The method of pan frying golden line fish
Health benefits
Jiang: Relieve nausea and vomiting, reduce phlegm and cough, dispel cold and relieve symptoms
Ingredients and materials
2 golden line fish (approximately 400 grams)
4 cloves of garlic
1 piece of ginger
Oil some
Steam fish and soy sauce in moderation
Salt in moderation
A little light soy sauce
A small amount of red pepper granules
The method of pan frying golden line fish
1. Ask the shop owner to slaughter the golden thread fish thoroughly, handle the internal organs, and then clean it thoroughly when they come back.

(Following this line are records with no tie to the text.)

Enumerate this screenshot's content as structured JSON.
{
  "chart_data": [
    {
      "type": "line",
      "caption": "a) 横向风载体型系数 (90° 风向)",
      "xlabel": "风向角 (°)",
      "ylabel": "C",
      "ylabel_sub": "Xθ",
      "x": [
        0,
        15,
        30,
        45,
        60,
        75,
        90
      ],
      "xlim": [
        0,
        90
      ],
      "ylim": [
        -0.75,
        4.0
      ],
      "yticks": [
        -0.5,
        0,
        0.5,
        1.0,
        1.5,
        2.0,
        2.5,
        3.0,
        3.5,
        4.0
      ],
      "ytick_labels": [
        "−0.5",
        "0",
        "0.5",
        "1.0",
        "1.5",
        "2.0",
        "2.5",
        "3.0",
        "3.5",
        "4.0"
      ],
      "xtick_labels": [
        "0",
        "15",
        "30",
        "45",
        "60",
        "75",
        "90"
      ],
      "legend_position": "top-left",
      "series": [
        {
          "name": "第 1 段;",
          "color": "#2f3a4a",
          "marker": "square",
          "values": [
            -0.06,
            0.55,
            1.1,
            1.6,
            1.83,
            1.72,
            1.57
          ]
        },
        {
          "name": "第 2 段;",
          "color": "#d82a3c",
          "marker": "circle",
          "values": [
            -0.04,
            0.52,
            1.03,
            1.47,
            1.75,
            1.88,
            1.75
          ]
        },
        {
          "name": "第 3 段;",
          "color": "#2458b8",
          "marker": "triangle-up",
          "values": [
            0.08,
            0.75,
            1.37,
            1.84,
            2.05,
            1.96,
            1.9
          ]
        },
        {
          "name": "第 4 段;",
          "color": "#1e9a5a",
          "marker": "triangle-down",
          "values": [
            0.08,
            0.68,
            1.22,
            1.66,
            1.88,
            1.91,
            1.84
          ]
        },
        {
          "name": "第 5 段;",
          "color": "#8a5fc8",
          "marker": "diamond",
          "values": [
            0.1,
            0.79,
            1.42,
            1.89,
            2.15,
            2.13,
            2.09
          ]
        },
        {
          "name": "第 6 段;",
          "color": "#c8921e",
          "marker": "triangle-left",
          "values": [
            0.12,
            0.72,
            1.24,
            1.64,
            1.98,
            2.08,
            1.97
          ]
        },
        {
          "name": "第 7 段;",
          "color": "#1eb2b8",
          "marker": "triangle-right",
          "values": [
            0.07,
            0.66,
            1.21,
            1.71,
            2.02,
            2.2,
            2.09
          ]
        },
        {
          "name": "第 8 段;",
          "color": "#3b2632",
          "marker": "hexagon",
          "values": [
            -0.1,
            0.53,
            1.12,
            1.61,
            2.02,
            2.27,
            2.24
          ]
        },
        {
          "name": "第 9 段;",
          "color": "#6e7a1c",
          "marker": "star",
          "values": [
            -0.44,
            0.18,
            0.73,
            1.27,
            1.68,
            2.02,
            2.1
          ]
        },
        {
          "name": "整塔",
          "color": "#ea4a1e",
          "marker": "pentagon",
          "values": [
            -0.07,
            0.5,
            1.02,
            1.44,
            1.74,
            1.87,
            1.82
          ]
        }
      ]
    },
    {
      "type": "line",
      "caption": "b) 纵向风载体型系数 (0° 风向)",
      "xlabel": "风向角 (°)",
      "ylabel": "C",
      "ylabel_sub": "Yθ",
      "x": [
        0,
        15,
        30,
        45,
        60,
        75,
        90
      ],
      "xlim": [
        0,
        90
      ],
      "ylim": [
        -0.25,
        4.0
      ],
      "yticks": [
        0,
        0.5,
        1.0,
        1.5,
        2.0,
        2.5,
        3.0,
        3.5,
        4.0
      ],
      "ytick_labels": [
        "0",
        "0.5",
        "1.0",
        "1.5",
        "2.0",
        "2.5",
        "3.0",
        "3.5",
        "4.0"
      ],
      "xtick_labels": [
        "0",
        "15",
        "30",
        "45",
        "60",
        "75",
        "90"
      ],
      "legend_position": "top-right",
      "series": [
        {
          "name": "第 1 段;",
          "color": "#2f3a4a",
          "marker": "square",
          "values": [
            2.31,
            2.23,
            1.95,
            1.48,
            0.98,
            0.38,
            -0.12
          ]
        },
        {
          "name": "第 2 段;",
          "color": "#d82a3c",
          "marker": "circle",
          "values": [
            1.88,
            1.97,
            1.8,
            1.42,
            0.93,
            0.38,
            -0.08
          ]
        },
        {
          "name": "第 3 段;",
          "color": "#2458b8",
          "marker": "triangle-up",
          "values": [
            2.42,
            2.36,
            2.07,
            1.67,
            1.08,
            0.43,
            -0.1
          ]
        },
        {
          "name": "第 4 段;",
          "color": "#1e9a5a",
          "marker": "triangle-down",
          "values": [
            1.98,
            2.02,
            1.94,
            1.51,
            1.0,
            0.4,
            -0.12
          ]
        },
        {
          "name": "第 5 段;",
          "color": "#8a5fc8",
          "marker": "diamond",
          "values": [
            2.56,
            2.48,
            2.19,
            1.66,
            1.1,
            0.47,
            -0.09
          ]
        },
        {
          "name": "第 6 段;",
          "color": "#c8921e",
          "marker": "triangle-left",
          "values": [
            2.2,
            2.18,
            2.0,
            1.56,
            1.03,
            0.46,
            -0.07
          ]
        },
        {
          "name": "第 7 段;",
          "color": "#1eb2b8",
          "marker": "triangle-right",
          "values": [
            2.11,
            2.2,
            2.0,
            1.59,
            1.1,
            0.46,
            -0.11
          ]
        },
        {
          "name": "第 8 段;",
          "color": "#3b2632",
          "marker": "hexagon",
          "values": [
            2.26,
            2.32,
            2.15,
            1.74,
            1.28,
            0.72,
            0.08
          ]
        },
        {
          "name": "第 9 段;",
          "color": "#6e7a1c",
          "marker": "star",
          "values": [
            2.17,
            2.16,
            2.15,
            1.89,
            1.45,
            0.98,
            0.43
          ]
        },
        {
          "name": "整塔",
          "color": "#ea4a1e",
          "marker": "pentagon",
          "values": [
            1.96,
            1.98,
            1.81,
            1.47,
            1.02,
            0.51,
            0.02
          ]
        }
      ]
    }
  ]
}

2. Take a piece of ginger and wash a few garlic cloves, then cut them into foam.
3. Cut several times on the body of the golden line fish, both sides should be cut, not too deeply, apply a layer of salt, and evenly spread both sides. Then apply ginger and garlic foam to the entire body of the fish, pour in an appropriate amount of soy sauce, seal with plastic wrap, and refrigerate for 2 hours to remove the fishy smell and enhance the flavor.
4. Heat up a flat bottomed pan, apply an appropriate amount of oil, and add the fish. Do not remove the ginger and garlic foam on the fish body, and fry them together.
5. First, fry the bottom of the fish over medium high heat until it is firm, then slowly fry over low heat until one side turns golden brown, and then gently flip over to the other side and repeat frying until the entire body of the fish is golden brown.
6. Pour the steamed fish drum oil evenly over the fish, fry over low heat for a while, then flip to the other side and fry until the steamed fish soy sauce is finished.
7. Gently push it into the dish, sprinkle with red pepper granules for decoration, and you're ready to eat.
Tips
Salted fish and mussels, control the taste yourself, try to be salty as much as possible.
The scraper should not cut too deep on the fish, as if it is too deep, the fish will easily break, deform, and not look good when fried.
After the bottom of the fish is formed, it should be slowly fried over low heat, depending on the size of the fish, and the frying time should be controlled by oneself.
To make the fish look good or not, one must wait until the bottom of the fish is formed before gently shaking the pan, and be careful when flipping it over. You don't have to constantly flip the fish, basically flipping one fish twice during the frying process is enough.